So here we are — the eagerly anticipated ending.  Prefab numero uno is…

DOOMSDAY

doomsday_card

First Appearance: Superman, Man of Steel # 17

“What’s Doomsdays deal?”

Well, if you don’t know already, he’s the guy that killed Superman.

And believe it or not, Doomsday actually hails from Superman’s home planet Krypton.

In an origin story that asks a lot of its readers, a mad-scientist named Bertron attempts to create a lifeform that can survive the ultra harsh environs of ancient Krypton.  He goes about doing this by growing a baby and tossing it into the wild where it can be torn apart by the vicious creatures that dominate the planet’s surface.  Bertron would then collect the remains and clone the child over and over again, until he was able to speed up the evolutionary process, and created a creature that could not only survive the experience, but continiously adapt itself to a point where it could never be killed by the same thing twice.

Things went south from there, and “the Ultimate”, as Doomsday was called back then, was eventually exiled from Krypton only to terrorize other planets in the DCU.  Eventually, he was contained by the inhabitants of Calaton, who then did the same thing as Bertron, and launched him off into space for somebody else to worry about… and of course, he landed on Earth.

He “hibernated” for centuries, before waking up in the ’90s and going totally apeshit across most of the United States.

doomsday

“No concept of gentleness or beauty… it just wants to kill.”

-Louise Simonson

After Doomsday nearly killed every member of the Justice League, Superman decided to put himself in the monsters way again and again, and become the primary focus of its aggression.  The two of them fought for the better part of a day, before ending up in Metropolis, where Superman pledged to end Doomsday’s rampage once and for all… and died doing that very thing.

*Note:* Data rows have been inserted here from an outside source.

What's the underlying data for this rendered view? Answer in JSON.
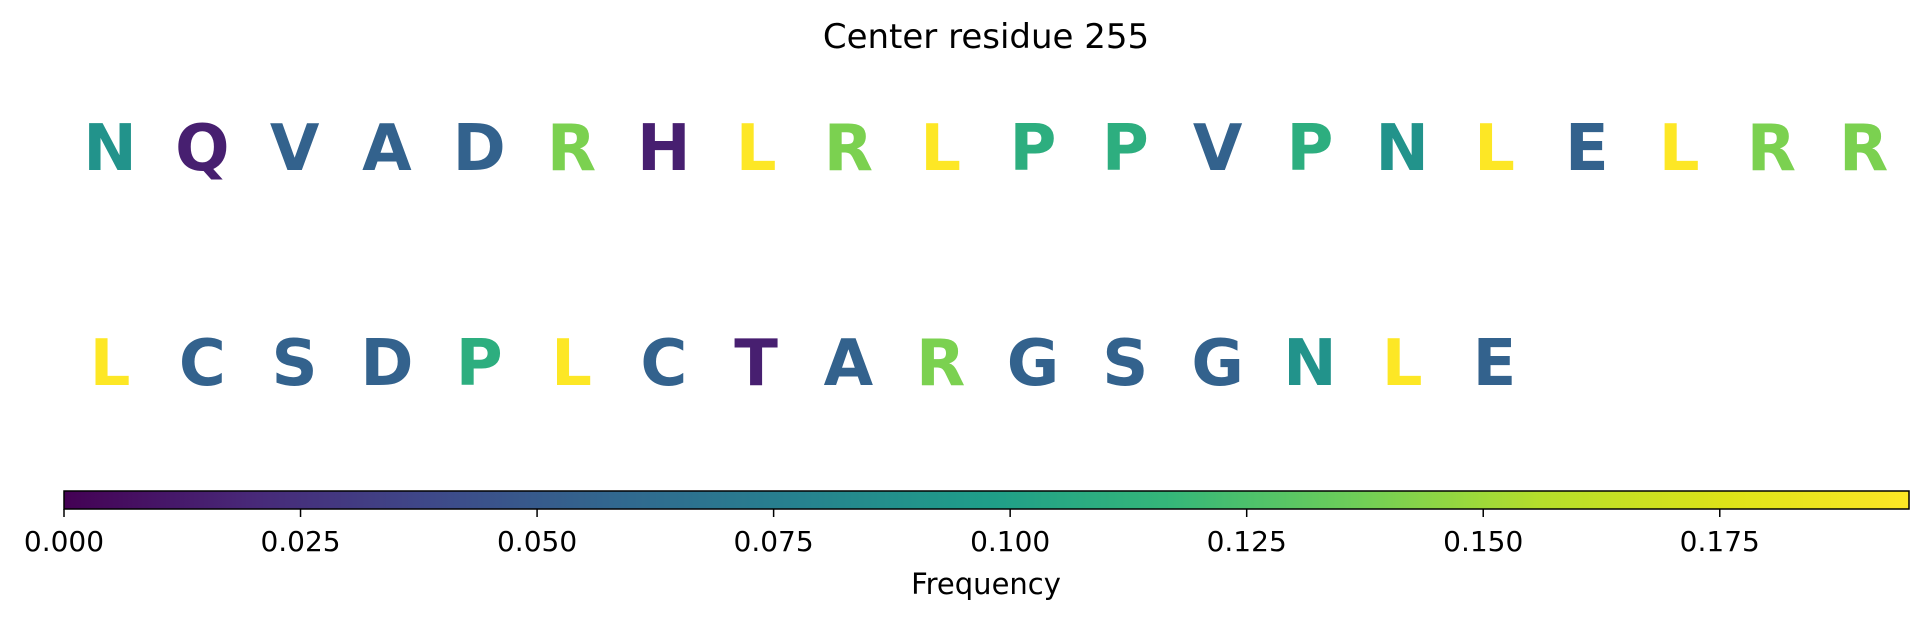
{
  "chart_data": {
    "type": "heatmap",
    "title": "Center residue 255",
    "colormap": "viridis",
    "colorbar": {
      "label": "Frequency",
      "range": [
        0,
        0.195
      ],
      "ticks": [
        "0.000",
        "0.025",
        "0.050",
        "0.075",
        "0.100",
        "0.125",
        "0.150",
        "0.175"
      ],
      "tick_values": [
        0,
        0.025,
        0.05,
        0.075,
        0.1,
        0.125,
        0.15,
        0.175
      ],
      "orientation": "horizontal",
      "placement": "bottom"
    },
    "rows": [
      {
        "residues": [
          "N",
          "Q",
          "V",
          "A",
          "D",
          "R",
          "H",
          "L",
          "R",
          "L",
          "P",
          "P",
          "V",
          "P",
          "N",
          "L",
          "E",
          "L",
          "R",
          "R"
        ],
        "values": [
          0.09,
          0.015,
          0.055,
          0.055,
          0.055,
          0.14,
          0.015,
          0.195,
          0.14,
          0.195,
          0.11,
          0.11,
          0.055,
          0.11,
          0.09,
          0.195,
          0.055,
          0.195,
          0.14,
          0.14
        ]
      },
      {
        "residues": [
          "L",
          "C",
          "S",
          "D",
          "P",
          "L",
          "C",
          "T",
          "A",
          "R",
          "G",
          "S",
          "G",
          "N",
          "L",
          "E"
        ],
        "values": [
          0.195,
          0.055,
          0.055,
          0.055,
          0.11,
          0.195,
          0.055,
          0.015,
          0.055,
          0.14,
          0.055,
          0.055,
          0.055,
          0.09,
          0.195,
          0.055
        ]
      }
    ]
  }
}
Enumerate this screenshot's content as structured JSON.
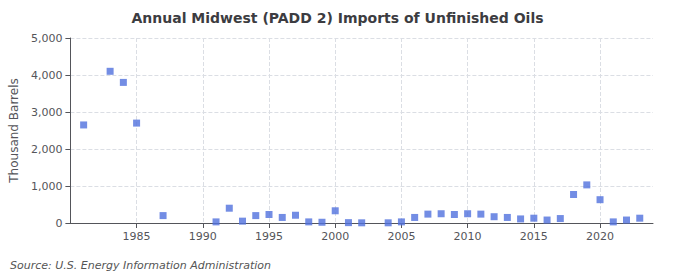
{
  "chart_data": {
    "type": "scatter",
    "title": "Annual Midwest (PADD 2) Imports of Unfinished Oils",
    "ylabel": "Thousand Barrels",
    "annotations": [
      "Source: U.S. Energy Information Administration"
    ],
    "x": [
      1981,
      1983,
      1984,
      1985,
      1987,
      1991,
      1992,
      1993,
      1994,
      1995,
      1996,
      1997,
      1998,
      1999,
      2000,
      2001,
      2002,
      2004,
      2005,
      2006,
      2007,
      2008,
      2009,
      2010,
      2011,
      2012,
      2013,
      2014,
      2015,
      2016,
      2017,
      2018,
      2019,
      2020,
      2021,
      2022,
      2023
    ],
    "values": [
      2650,
      4100,
      3800,
      2700,
      200,
      30,
      400,
      50,
      200,
      230,
      150,
      210,
      30,
      20,
      330,
      10,
      5,
      5,
      30,
      150,
      240,
      250,
      230,
      250,
      240,
      170,
      150,
      110,
      130,
      80,
      120,
      770,
      1030,
      630,
      30,
      80,
      130
    ],
    "marker": "square",
    "xlim": [
      1980,
      2024
    ],
    "xticks": [
      1985,
      1990,
      1995,
      2000,
      2005,
      2010,
      2015,
      2020
    ],
    "ylim": [
      0,
      5000
    ],
    "yticks": [
      0,
      {
        "value": 1000,
        "label": "1,000"
      },
      {
        "value": 2000,
        "label": "2,000"
      },
      {
        "value": 3000,
        "label": "3,000"
      },
      {
        "value": 4000,
        "label": "4,000"
      },
      {
        "value": 5000,
        "label": "5,000"
      }
    ],
    "grid": true
  }
}
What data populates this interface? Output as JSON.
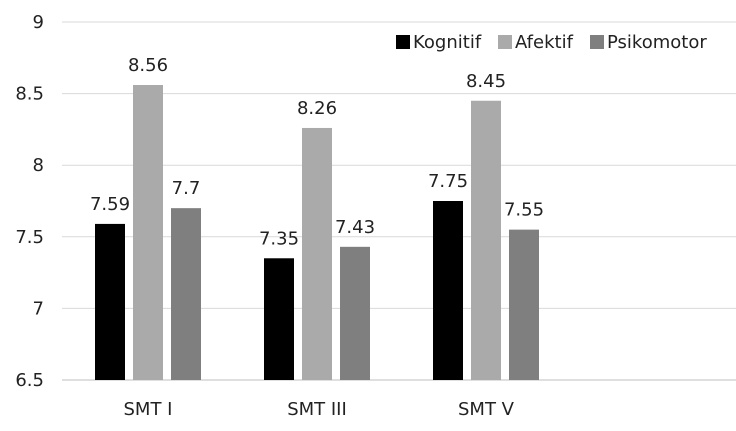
{
  "chart_data": {
    "type": "bar",
    "title": "",
    "xlabel": "",
    "ylabel": "",
    "categories": [
      "SMT I",
      "SMT III",
      "SMT V"
    ],
    "ylim": [
      6.5,
      9
    ],
    "yticks": [
      6.5,
      7,
      7.5,
      8,
      8.5,
      9
    ],
    "y_tick_labels": [
      "6.5",
      "7",
      "7.5",
      "8",
      "8.5",
      "9"
    ],
    "grid": true,
    "legend_position": "top-right",
    "series": [
      {
        "name": "Kognitif",
        "color": "#000000",
        "values": [
          7.59,
          7.35,
          7.75
        ],
        "labels": [
          "7.59",
          "7.35",
          "7.75"
        ]
      },
      {
        "name": "Afektif",
        "color": "#aaaaaa",
        "values": [
          8.56,
          8.26,
          8.45
        ],
        "labels": [
          "8.56",
          "8.26",
          "8.45"
        ]
      },
      {
        "name": "Psikomotor",
        "color": "#7f7f7f",
        "values": [
          7.7,
          7.43,
          7.55
        ],
        "labels": [
          "7.7",
          "7.43",
          "7.55"
        ]
      }
    ]
  }
}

“What makes Doomsday a prefab villian?”

“Let’s just kill him!”

As the story goes, that was Jerry Ordway’s stock answer whenever group editor Mike Carlin asked his team “What do we do with Superman?” at DC’s annual Superman summit.

But in 1991, DC found themselves in little bit of a bind, and suddently Ordway’s suggestion seemed like it maybe wasn’t such a bad idea.  Y’see, just a year or so before, the Superman team had set up the engagement and eventual marriage of Clark Kent and Lois Lane.  But ABC was riding high on the popularity of Superman’s TV adventures on Lois and Clark: The New Adventures of Superman, and wanted to marry them on TV first.  Now, faced with having to push their main storyline back for an indefinite period of time, DC did the unthinkable and announced they were killing off Superman.

But how would it happen?  Who would do the deed?   Shouldn’t it be his arch-nemesis, Lex Luthor?  Probably, yeah, but he’s on the show, too.  Okay, well what about one of his other villains?  Yeeeaaah, sorry… they kind of suck, and nobody’d really care.  But what about creating a brand new villain to take him out?  A guy that no one had seen before, not even Superman… and a character that keeps both existing and the sure to be new readers on the same page.

Enter: Doomsday — a Hulk-like figure that Superman writer/artist Dan Jurgens had been toying with introducing for a year or so.  A muscle bound powerhouse that could stand toe-to-toe with the Man of Steel, and even more, take his life.